Koichi too has supernatural longings. The unlovely neighbourhood in which he now lives is in the shadow of a semi-active volcano, Sakurajima. Its ashes are part of the local atmosphere but Koichi wants Sakurajima to erupt, so that he and his mother have to be evacuated back to Fukuoka. Kagoshima and Fukuoka are stops on the line of the Bullet Train service which is about to open. Koichi imagines that, if he and Ryu meet at the midpoint of the line, at a place called Kawashiri; and if he (Koichi) wishes, at the moment the trains pass each other, for the family to be reunited, then his wish will come true. The film’s Japanese title translates as ‘miracle’: the register of the English ‘I wish’ is different. You can understand why it was chosen: it’s a more accurate description of the children’s desires generally (the laws of nature won’t require suspension in order for Megumi to succeed as an actress); and ‘miracle’ might sound portentous. Even so, ‘I wish’ has a softer and more sentimental flavour. This probably reinforced my sense that Kore-eda goes too far in obscuring the sadness of I Wish under cover of its charm.
At the crucial moment – as the trains pass – Kore-eda inserts a montage of the film’s key images up to this point. The images are not flashbacks as such but, as Tony Rayns says in his S&S review, they’re fully recognisable from earlier in I Wish. They’re beautiful both as a composition and individually (especially some pink-purple flowers, which we saw the children walking among). But the neatness of the images seems to limit their power – and to encapsulate the structure of the film as a whole. Each episode within it, while carefully and sensitively composed, is frustrating in its self-containment. The visual scheme is clever and charming – the primary colours in daylight exteriors often suggest the newly-minted world of childhood experience and contrast with the muddy interiors of the houses the kids live in yet I found this distinction more tidy than expressive. I Wish divagates geographically – fair enough for a story in which the physical distance between characters is a pivotal element. It lacks, though, the sustained tension of Still Walking – in which the action, once the characters were assembled for their unhappy family reunion, stayed rooted within and around the one house, and conveyed both the unignorable tensions and the distances between people. The best moment in I Wish, for me, occurs when Koichi and Ryu, comparing each other’s height after months of separation, stand back to back: it’s as if their bodies are pulling them towards each other while their minds, although the brothers’ faces are smiling, realise that reunion wouldn’t be a simple matter.

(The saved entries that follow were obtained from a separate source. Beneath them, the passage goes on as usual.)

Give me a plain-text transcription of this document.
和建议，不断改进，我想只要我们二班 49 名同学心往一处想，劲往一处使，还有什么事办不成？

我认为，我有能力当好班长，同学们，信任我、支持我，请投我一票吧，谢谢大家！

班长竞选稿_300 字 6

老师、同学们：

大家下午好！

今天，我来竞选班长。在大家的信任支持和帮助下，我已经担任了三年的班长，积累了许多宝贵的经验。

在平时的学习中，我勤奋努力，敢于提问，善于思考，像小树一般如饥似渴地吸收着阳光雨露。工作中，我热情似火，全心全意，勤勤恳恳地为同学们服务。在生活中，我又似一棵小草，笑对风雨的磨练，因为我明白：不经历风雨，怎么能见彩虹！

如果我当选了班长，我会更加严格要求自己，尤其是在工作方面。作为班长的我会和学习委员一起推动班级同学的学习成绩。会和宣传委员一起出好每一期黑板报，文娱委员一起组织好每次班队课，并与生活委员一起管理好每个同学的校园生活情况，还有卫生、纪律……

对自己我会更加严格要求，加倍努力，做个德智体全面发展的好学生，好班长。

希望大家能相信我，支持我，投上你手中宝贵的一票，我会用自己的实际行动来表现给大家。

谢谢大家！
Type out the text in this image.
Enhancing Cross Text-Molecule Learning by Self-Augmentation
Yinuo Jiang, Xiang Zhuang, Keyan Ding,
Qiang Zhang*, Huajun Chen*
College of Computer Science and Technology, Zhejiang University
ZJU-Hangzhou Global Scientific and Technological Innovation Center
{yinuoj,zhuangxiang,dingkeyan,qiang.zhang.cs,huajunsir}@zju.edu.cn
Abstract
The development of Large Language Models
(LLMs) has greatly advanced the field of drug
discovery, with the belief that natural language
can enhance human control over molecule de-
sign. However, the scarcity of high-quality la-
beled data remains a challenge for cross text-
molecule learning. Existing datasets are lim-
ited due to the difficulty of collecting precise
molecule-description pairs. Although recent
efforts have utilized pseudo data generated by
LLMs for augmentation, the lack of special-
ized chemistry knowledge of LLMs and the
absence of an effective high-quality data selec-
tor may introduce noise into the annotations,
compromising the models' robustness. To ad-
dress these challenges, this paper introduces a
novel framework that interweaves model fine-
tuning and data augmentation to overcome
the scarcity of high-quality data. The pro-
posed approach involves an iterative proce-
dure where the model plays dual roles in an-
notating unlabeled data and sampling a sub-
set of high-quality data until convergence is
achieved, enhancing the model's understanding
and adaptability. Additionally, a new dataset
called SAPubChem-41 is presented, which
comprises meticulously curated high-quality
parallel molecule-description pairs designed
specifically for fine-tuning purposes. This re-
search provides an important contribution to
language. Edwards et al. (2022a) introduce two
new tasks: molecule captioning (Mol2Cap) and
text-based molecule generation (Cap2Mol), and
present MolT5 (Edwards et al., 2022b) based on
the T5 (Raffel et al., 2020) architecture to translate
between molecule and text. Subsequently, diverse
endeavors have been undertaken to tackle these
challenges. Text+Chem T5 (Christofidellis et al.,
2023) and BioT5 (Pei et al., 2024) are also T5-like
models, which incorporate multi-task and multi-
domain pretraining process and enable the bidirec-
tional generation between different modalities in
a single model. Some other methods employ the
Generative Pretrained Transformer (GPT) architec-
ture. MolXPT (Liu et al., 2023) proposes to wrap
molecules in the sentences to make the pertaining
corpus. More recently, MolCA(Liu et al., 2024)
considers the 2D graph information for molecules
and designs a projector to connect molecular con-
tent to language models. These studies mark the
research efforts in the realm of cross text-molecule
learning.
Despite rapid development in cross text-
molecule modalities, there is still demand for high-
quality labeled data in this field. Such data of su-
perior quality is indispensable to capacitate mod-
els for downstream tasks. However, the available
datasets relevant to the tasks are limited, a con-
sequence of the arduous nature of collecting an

All the adult actors are good. They include Nene Ohtsuka as the boys’ mother; Joe Odagiri, as their father, a would-be indie rocker; and Isao Hashizume, as the grandfather whose repeated attempts to bake the sponge cake he used to enjoy are a sadly amusing take on Proust – the old man’s nostalgic commitment to the task is rather undermined by the underwhelming taste of the product. Several of the cast of Still Walking are here, in smaller roles but it’s a pleasure to see them again – Yui Natsukawa as Megumi’s mother, Kirin Kiki as the boys’ grandmother, and, especially, Hiroshi Abe, as Koichi’s school teacher.